Music can be a worthwhile therapeutic addition to a stroke patient's care, and is cheap and easy to provide. Patients may also respond to live performance music or by playing on simple instruments themselves. Experiment with recorded music, live music and present the patient with an instrument like a small djembe or shaker.

When selecting the type of music, choose something that is familiar to the patient. Playing something that they recognize will improve results of the therapy and improve memory development. Interesting enough, this study of music therapy on stroke patients showed that songs by Kenny Rogers delivered the most significant response from the patients. However, you should allow the patient to choose the music him or herself, or use music that you know the patient likes, as the familiarity of the music is frequently the key to memory retention.
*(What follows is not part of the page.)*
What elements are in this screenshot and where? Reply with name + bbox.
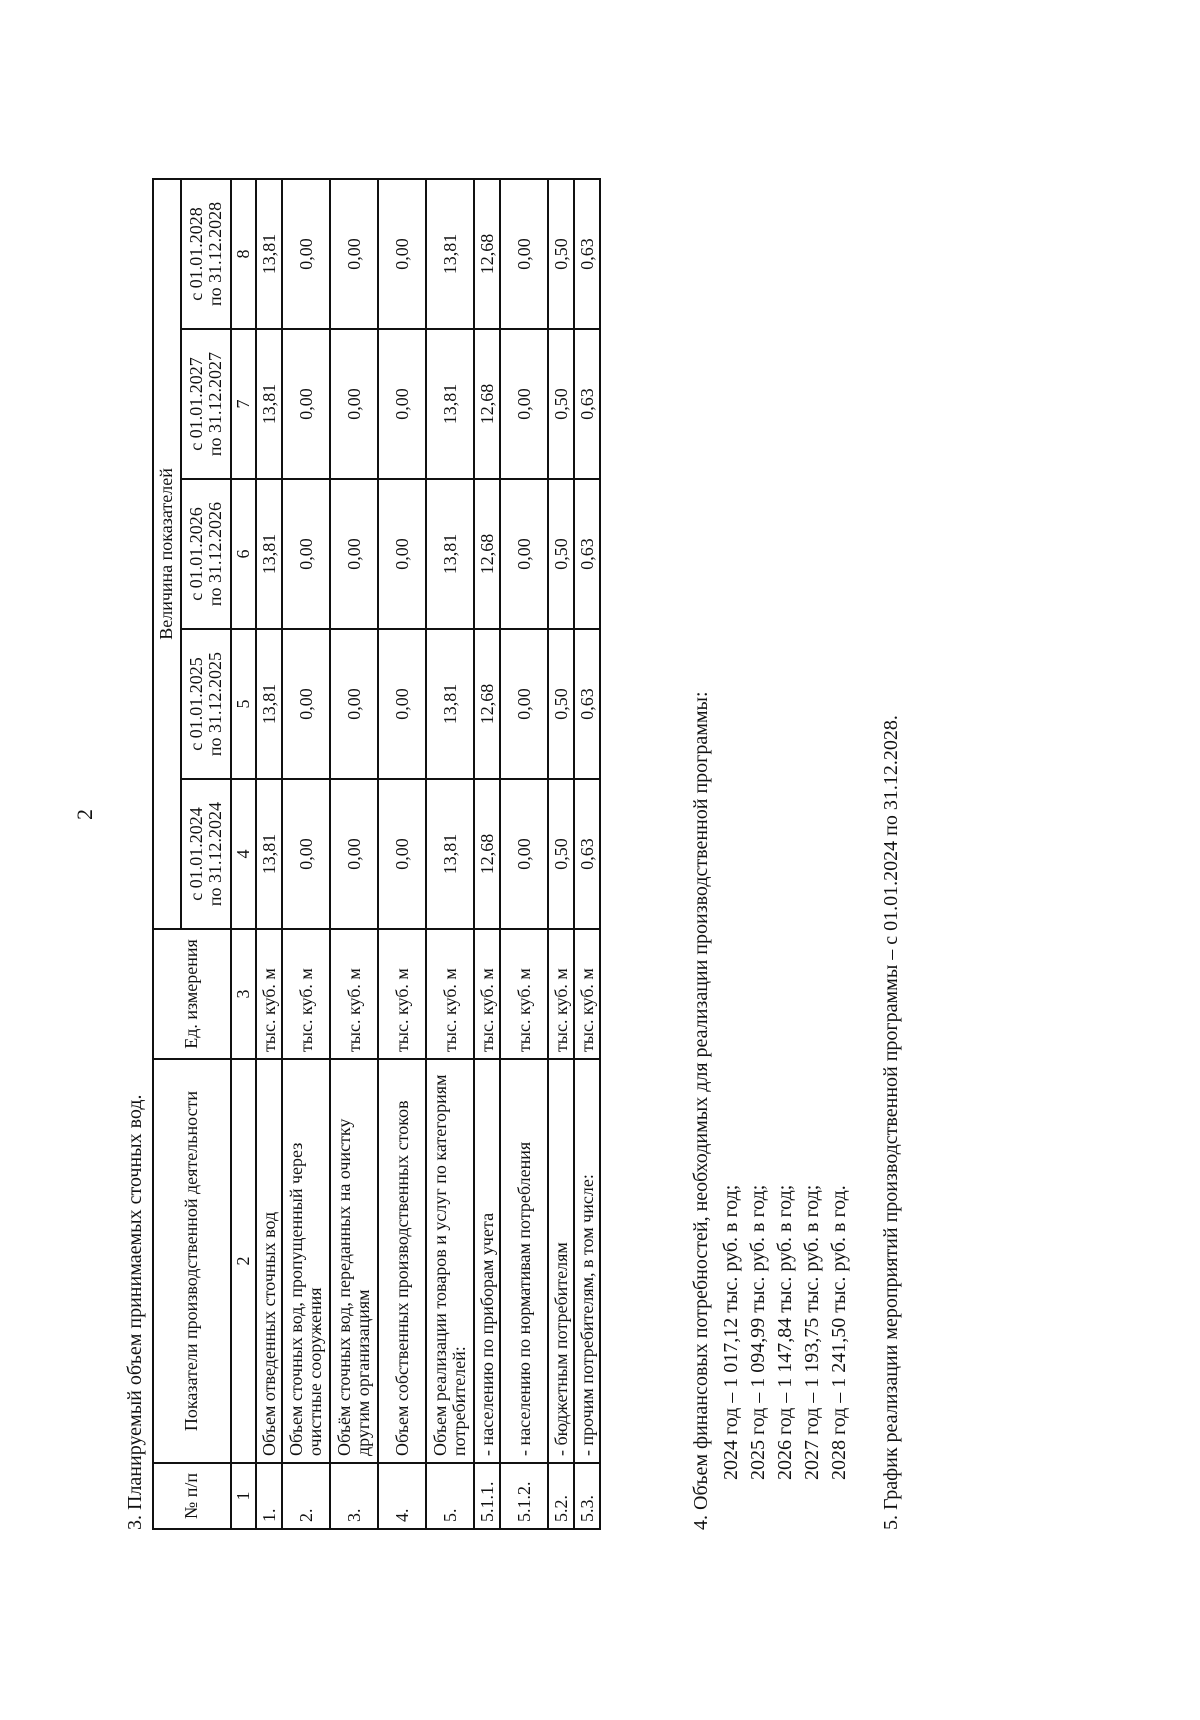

Selecting the type of music that stimulates the brain to craft thoughts is the technique used in music therapy to recover speech and recollection.
To view the original X8-Drum article go to:



  1. The statistics regarding the efficacy of live music in stroke patients recovery is not only encouraging, but sobering. I imagine similar statistics can be found in delivering competent music (and if I might be so bold -- theatre) as integral subjects in our public schools. As much as I've enjoyed and continue to enjoy arts education, it never occurred to me to run stats on its healing and health benefits. 60% improvement as shown in this study is nothing short of a miracle. Miigwech for posting Charlie!

  2. Music Therapy,
    Thanks for the nice comment. The blog gets updated every week with a new article on different subjects. Music therapy is one of the things we found at our camps that helps stroke survivors.